Schüleraustausch in den Ferien: Eine Reise nach Thionville
Im Mai unternahmen wir, Henriette und Theresa aus der 10A, einen individuellen Schüleraustausch nach Thionville in Frankreich, um unsere Sprachkenntnisse und unsere Perspektive auf französische Schulen zu erweitern.
Als wir am nächstgelegenen Flughafen in Luxemburg ankamen, wurden wir von unseren Gastfamilien begrüßt und fuhren mit unseren jeweiligen Austauschpartnerinnen zu ihnen nach Hause. Da wir diesen Austausch während der Schulzeit machten, begleiteten wir unsere Austauschschülerinnen in die Schule und nahmen dort am Unterricht teil. Die Nachmittage und Wochenenden verbrachten wir mit von unseren Gastfamilien geplanten Aktivitäten wie zum Beispiel Bowling, einem Kinobesuch oder einer Stadtführung.

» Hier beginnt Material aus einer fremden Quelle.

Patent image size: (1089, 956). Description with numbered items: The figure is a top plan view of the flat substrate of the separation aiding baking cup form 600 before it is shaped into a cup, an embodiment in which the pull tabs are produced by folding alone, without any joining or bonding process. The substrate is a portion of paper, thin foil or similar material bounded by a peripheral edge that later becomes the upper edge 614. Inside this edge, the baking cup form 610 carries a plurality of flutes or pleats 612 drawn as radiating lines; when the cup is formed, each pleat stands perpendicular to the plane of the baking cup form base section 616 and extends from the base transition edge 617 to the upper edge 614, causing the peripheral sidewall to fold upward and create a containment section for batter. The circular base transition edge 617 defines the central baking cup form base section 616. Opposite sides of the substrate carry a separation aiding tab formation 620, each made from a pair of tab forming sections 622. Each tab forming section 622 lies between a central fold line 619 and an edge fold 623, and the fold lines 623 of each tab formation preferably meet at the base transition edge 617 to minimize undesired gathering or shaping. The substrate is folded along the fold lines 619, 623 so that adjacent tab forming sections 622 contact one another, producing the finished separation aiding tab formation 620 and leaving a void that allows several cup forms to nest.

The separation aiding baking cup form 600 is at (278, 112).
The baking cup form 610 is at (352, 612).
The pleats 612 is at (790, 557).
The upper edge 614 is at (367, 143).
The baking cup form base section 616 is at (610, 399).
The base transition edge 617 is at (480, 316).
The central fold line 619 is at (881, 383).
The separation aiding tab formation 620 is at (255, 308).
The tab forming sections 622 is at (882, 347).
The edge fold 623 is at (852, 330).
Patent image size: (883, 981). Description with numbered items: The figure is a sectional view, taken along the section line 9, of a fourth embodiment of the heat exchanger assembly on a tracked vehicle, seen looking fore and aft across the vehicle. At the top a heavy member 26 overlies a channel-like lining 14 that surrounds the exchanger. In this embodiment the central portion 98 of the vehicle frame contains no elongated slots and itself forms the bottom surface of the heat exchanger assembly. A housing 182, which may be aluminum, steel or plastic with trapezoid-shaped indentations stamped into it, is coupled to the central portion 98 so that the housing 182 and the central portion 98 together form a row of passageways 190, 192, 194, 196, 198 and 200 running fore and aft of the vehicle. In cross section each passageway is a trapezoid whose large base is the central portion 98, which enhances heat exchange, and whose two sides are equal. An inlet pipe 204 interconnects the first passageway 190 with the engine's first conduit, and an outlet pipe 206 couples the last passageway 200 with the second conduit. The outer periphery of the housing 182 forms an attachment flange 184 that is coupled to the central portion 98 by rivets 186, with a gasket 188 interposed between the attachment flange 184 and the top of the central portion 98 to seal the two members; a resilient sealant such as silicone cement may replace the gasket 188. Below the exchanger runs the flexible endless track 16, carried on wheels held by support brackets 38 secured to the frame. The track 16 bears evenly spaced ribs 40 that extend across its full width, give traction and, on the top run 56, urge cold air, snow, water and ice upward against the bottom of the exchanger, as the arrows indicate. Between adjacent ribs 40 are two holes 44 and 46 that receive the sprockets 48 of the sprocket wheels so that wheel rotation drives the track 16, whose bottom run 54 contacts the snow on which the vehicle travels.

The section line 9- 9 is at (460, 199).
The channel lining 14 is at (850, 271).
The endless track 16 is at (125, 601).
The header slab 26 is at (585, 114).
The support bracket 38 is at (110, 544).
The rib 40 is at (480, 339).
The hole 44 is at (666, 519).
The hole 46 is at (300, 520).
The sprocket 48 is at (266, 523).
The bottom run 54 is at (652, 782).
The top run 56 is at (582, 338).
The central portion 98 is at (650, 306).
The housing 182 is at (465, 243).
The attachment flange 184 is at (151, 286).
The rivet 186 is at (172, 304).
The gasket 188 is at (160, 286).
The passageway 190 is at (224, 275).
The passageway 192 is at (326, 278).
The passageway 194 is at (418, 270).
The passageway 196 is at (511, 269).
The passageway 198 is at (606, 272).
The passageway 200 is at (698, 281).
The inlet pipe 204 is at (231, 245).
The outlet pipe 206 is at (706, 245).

Während unseres Aufenthalts in Frankreich haben wir mehrere Unterschiede zum deutsch-schwedischen Alltag und Schulleben bemerkt. In der Schule ist der Unterricht in Kurse aufgeteilt, bei denen die Klassen innerhalb der Stufe, je nach Fach, rotieren. Auch außergewöhnlich ist der Stundenplan, da dieser sich je nach Tag und Woche ändert, will heißen, dass der Unterricht sich nur jede zweite Woche wiederholt und dass die Mittagspause nicht zu einer festen Uhrzeit stattfindet. Außerdem sind die Franzosen sehr sozial und mögen es, mit Bekannten und Freunden etwas zu unternehmen, beispielsweise ein gemeinsames Abendessen oder Baden gehen.
Besonders gut hat uns die vielfältige Essenskultur in Frankreich gefallen, da sie sich sehr von der deutschen und schwedischen unterscheidet. Täglich gab es bei uns Käse, Baguette, Joghurt und viele andere leckere Dinge, sowohl bei den Gastfamilien zu Hause als auch in der Schule, wo es mittags ein Dreigängemenü gab.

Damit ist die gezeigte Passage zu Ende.